Max A. maxale at gmail.com
Thu Nov 9 23:41:15 CET 2006


On 11/9/06, Jonathan Post <jvospost3 at gmail.com> wrote:

> Max's position is well taken.  I think that "random" overstates it somewhat.

OK, it may not be random from your point of view since you followed
some rules (I believe) defining the terms of this sequence. The
problem is that you did not let us know these rules!
Remember the example I gave above? It was about different
representations of b(1) as 2-nd degree polynomials of w:
b(1) = w^2 = 2w^2+w+1 = 3w^2+2w+2 = ...
They all are equal (since w=(-1 + i*sqrt(3))/2) but at the same time
they all have different coefficients as polynomials of w.
For some (unknown to us) reason, you chose the first representation
that gave the 1st term of your sequence equal 0 (as the coefficient of
w^0 in b(1)=w^2). But you chose b(1)=2w^2+w+1, the first term would be
1; if you chose b(1)=3w^2+2w+2, it would be 2, etc.

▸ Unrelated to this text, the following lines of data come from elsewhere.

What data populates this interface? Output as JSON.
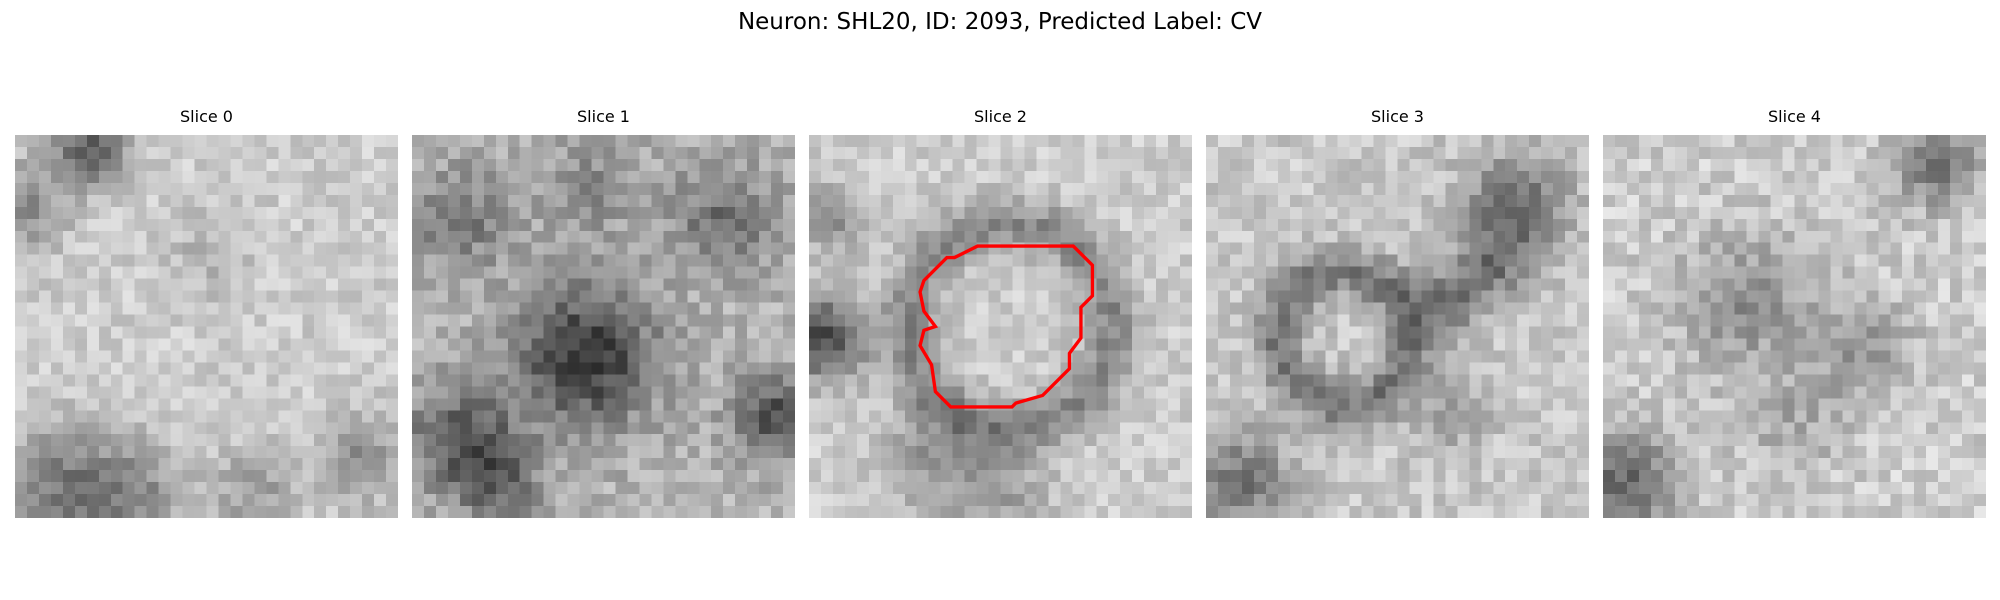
{
  "figure": {
    "title": "Neuron: SHL20, ID: 2093, Predicted Label: CV"
  },
  "panels": [
    {
      "title": "Slice 0"
    },
    {
      "title": "Slice 1"
    },
    {
      "title": "Slice 2",
      "overlay": "red contour outline",
      "overlay_color": "#ff0000"
    },
    {
      "title": "Slice 3"
    },
    {
      "title": "Slice 4"
    }
  ],
  "colormap": "gray",
  "axes_visible": false
}
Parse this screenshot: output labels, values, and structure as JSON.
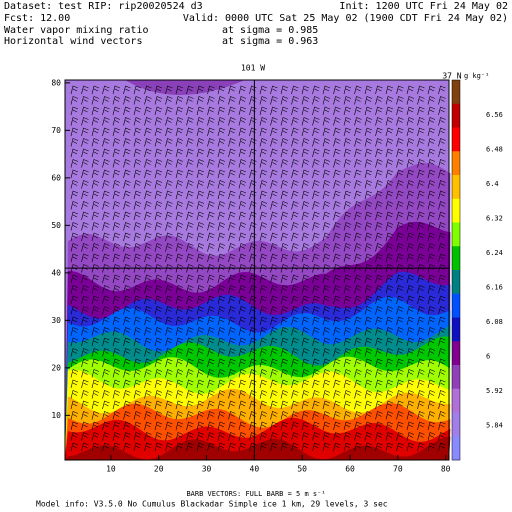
{
  "header": {
    "dataset": "Dataset: test  RIP: rip20020524 d3",
    "init": "Init: 1200 UTC Fri 24 May 02",
    "fcst": "Fcst:    12.00",
    "valid": "Valid: 0000 UTC Sat 25 May 02 (1900 CDT Fri 24 May 02)",
    "field1": "Water vapor mixing ratio",
    "level1": "at sigma = 0.985",
    "field2": "Horizontal wind vectors",
    "level2": "at sigma = 0.963"
  },
  "plot": {
    "xlim": [
      0.4,
      80.7
    ],
    "ylim": [
      0.6,
      80.6
    ],
    "xticks": [
      10,
      20,
      30,
      40,
      50,
      60,
      70,
      80
    ],
    "yticks": [
      10,
      20,
      30,
      40,
      50,
      60,
      70,
      80
    ],
    "lon_label": "101 W",
    "lat_label": "37 N"
  },
  "colorbar": {
    "unit": "g kg⁻¹",
    "labels": [
      "6.56",
      "6.48",
      "6.4",
      "6.32",
      "6.24",
      "6.16",
      "6.08",
      "6",
      "5.92",
      "5.84"
    ]
  },
  "footer": {
    "barb": "BARB VECTORS:  FULL BARB = 5 m s⁻¹",
    "model": "Model info: V3.5.0 No Cumulus Blackadar  Simple ice    1 km,  29 levels,    3 sec"
  }
}
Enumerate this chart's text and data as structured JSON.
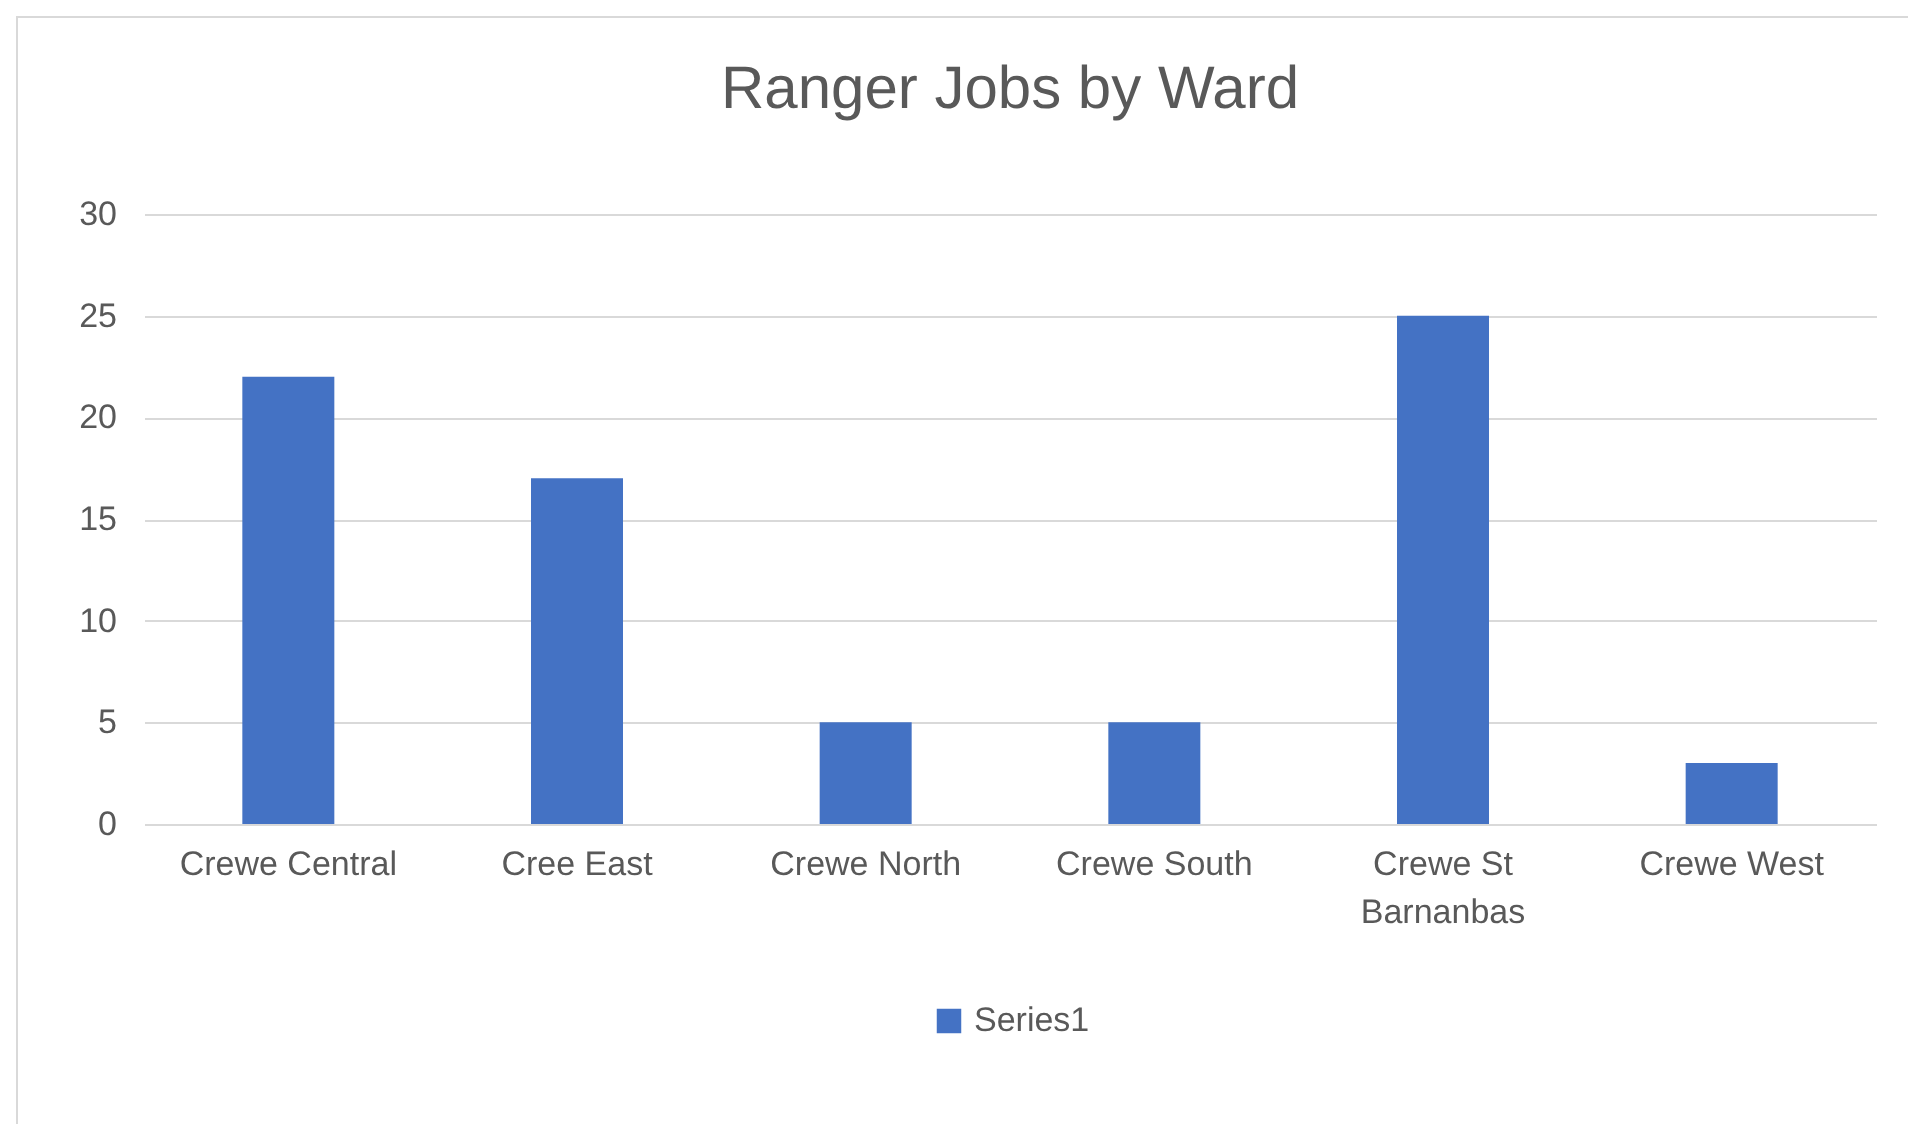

There is yet another way to define your sequence precisely. This time
let's forget the exact value of w and keep in mind only that w^3 = 1.
Then every element of the sequence b(0) = w, b(1) = w^2, b(n) =
w*b(n-1) + b(n-2) have unique representation as a 2-nd degree
polynomial of w:
b(2) = -x + 1
b(3) = -2*x^2 + x
b(4) = x^2 + x - 3
b(5) = 3*x^2 - 4*x + 1
b(6) = -5*x^2 + 6
b(7) = -3*x^2 + 10*x - 6
b(8) = 15*x^2 - 6*x - 9
...
This gives us the following sequence of coefficients of w^0:
0, 0, 1, 0, -3, 1, 6, -6, -9
But it is different from your original sequence (again).